Oh, for the days when I was in my prime, when God’s intimate friendship blessed my house, when the Almighty was still with me and my children were around me.
Job 29:3-5Now Israel’s eyes were failing because of old age, and he could hardly see. So Joseph brought his sons close to him, and his father kissed them and embraced them.
Genesis 48:10
George and I have been friends for 40 years. In the early days we lived several blocks apart, saw each other with great frequency, played a lot of music together, and partnered in a number of projects, travels and adventures. For the past 30 years George has lived in another part of the country; yet we’ve remained close. As I prepared to take on the responsibilities of fatherhood, George joined me in a last fling as an itinerant musician for two weeks of playing music aboard a cruise ship off the coast of Alaska.
I’m fresh from a three day visit with George in Washington, DC, where he lives, the most time we’ve had together since that boat trip 23 years ago. We passed this visit within the confines of a rehab facility where George is recovering from surgery to remove implants from his brain which were intended to counter the symptoms of his advancing Parkinson’s disease, but became infected and had to be removed. While I’d been following the progress of the disease from an occasional problem to something he tried to hide from those who hired him to direct the music at Washington’s most prestigious theatres, to hands he could not depend on and a condition he could no longer hide, I was nervous when I learned he had decided to undertake this risky procedure. Even before he was scheduled for the most recent surgery, I knew I needed to see him, and made a plane reservation.

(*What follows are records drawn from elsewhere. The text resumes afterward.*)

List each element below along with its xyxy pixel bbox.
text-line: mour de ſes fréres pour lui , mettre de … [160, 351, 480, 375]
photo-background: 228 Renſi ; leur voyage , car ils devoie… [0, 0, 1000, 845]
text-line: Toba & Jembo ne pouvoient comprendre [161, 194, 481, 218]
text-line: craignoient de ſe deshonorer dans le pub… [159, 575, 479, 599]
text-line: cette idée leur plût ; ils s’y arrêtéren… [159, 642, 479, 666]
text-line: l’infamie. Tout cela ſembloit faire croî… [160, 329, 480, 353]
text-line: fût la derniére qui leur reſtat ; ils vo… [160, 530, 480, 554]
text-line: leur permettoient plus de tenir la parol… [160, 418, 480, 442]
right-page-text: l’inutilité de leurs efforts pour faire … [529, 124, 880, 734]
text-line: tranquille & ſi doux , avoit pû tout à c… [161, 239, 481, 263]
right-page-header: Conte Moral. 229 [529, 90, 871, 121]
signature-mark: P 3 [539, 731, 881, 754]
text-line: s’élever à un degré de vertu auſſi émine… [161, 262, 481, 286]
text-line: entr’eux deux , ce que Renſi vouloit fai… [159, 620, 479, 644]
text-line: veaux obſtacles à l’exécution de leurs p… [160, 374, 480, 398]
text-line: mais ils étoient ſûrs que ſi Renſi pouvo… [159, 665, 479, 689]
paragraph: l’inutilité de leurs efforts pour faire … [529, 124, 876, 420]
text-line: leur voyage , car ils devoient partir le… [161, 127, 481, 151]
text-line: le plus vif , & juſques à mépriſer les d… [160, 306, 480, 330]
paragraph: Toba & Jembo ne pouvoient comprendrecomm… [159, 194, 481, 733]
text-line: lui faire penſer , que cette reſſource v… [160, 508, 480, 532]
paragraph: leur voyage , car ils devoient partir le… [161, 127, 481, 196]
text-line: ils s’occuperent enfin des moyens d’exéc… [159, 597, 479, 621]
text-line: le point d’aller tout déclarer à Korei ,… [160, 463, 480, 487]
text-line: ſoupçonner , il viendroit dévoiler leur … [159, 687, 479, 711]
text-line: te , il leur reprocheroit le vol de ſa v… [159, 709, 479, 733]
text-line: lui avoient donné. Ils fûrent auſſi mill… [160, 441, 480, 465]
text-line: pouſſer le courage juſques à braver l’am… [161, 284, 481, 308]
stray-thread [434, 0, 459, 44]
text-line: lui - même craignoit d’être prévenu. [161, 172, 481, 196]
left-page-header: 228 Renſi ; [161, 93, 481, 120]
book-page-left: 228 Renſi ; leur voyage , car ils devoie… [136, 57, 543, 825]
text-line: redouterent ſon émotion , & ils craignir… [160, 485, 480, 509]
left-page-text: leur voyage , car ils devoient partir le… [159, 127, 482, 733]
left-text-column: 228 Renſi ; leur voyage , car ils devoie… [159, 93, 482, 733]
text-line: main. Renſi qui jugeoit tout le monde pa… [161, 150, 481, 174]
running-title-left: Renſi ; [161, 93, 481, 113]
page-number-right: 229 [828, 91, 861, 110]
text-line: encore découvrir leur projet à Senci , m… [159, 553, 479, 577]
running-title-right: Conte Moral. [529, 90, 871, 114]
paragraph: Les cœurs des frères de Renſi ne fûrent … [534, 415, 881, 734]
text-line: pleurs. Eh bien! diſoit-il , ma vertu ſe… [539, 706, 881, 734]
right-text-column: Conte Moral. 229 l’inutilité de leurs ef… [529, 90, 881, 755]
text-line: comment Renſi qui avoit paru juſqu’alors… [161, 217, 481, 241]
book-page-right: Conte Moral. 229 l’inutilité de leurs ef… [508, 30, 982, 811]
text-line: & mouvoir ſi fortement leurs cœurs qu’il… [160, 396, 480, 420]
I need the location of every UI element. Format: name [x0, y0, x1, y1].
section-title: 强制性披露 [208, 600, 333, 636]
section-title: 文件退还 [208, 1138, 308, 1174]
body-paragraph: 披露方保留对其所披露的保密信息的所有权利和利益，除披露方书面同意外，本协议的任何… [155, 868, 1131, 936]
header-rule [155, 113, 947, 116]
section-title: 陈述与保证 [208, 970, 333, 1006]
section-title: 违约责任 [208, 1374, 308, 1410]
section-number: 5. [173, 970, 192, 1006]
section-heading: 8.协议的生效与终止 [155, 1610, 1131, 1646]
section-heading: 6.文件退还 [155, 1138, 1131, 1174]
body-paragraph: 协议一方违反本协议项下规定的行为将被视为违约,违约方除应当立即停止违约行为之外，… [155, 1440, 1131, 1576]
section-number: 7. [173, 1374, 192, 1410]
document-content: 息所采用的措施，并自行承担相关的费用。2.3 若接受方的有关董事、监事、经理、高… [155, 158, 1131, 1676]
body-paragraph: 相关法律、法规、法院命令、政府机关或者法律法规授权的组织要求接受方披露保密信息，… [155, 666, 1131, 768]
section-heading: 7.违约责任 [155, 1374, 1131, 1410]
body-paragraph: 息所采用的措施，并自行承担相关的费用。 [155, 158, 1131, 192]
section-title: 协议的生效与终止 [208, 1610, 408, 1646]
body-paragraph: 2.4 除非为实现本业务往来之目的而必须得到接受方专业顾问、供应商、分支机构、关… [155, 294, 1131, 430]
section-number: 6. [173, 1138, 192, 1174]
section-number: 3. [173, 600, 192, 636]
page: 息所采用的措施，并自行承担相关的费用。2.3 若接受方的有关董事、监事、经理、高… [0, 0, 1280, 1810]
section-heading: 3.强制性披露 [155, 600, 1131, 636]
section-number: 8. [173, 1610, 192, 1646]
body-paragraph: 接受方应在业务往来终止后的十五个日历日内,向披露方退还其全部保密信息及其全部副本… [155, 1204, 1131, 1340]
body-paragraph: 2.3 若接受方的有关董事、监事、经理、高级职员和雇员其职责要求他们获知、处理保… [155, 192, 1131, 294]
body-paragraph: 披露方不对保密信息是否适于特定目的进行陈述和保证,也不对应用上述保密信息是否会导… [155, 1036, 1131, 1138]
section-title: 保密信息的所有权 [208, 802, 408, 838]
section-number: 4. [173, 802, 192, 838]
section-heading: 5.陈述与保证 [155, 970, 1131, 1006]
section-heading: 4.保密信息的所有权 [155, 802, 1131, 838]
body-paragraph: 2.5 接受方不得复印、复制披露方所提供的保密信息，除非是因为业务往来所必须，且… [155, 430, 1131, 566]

For me, this was both an obvious decision, and a big one. I tend to find it difficult to break away from the busy-ness of what I see as my work; I don’t spend money easily; I’m concerned about the carbon footprint I leave when I take to air travel. It’s easy to find reasons to put things like this off. But a year ago another old friend was ill, and I’d told myself I was going to visit while never finding “the right time” until my good-bye to her came over the phone. This time, I had to make space for what and who is important in my life.
The greater making of space, however, comes in the balance between accepting the inevitable changes that come with age, the fragility of life, the diminishing of powers, on one hand, and the ability to retain hope which allows whatever time remains to be time well-lived, time lived with gratitude rather than given to resentment or despair.
I needed to make space for the changes I observed in George, not knowing which were the temporary effects of recent brain surgery and heavy medication, and which the permanent result of his disease and ageing. I listened as my friend traversed from the sharp-witted, soulful beam of light he had always been to man who could not remember the name of his life-partner of 14 years. At times, I pushed his wheelchair around the halls of the facility, and at other times, as he sprang to his feet and made off under his own power, I followed closely, taking his arm to guard against the possibility of a fall. He was at once the old George I’ve known and loved all these years, and by turns a stranger to himself and me.
In making space for the changes I observed in George, the challenge is not only in accepting the decline in George’s health, but accepting my own diminishing abilities and mortality as well. I am not in control, and one day it may be me whom others visit in the rehab facility. This is where faith comes in, and it’s where one learns to cherish each moment of life we’ve been granted.
And so we told stories and laughed about our past adventures while in the midst of this new one, which involved both emotional and physical intimacies as I attempted to step into the role of a personal care-giver. When George said, “We’ve crossed a barrier to reach a new level,” I took it to be a reference to those physical intimacies. And he continued, “…the time we were in the old folks’ home together…” Sometimes we need to look at ourselves in all of our frailty and vulnerability and make space to accept exactly where we are, and laugh and love our way through it, giving thanks for each precious drop of life.
Ageless God, help me make space for what’s important, and to have the wisdom to know what’s important and the grace to accept it. And may I remember that there’s a bit of you, and a bit of George, in everyone.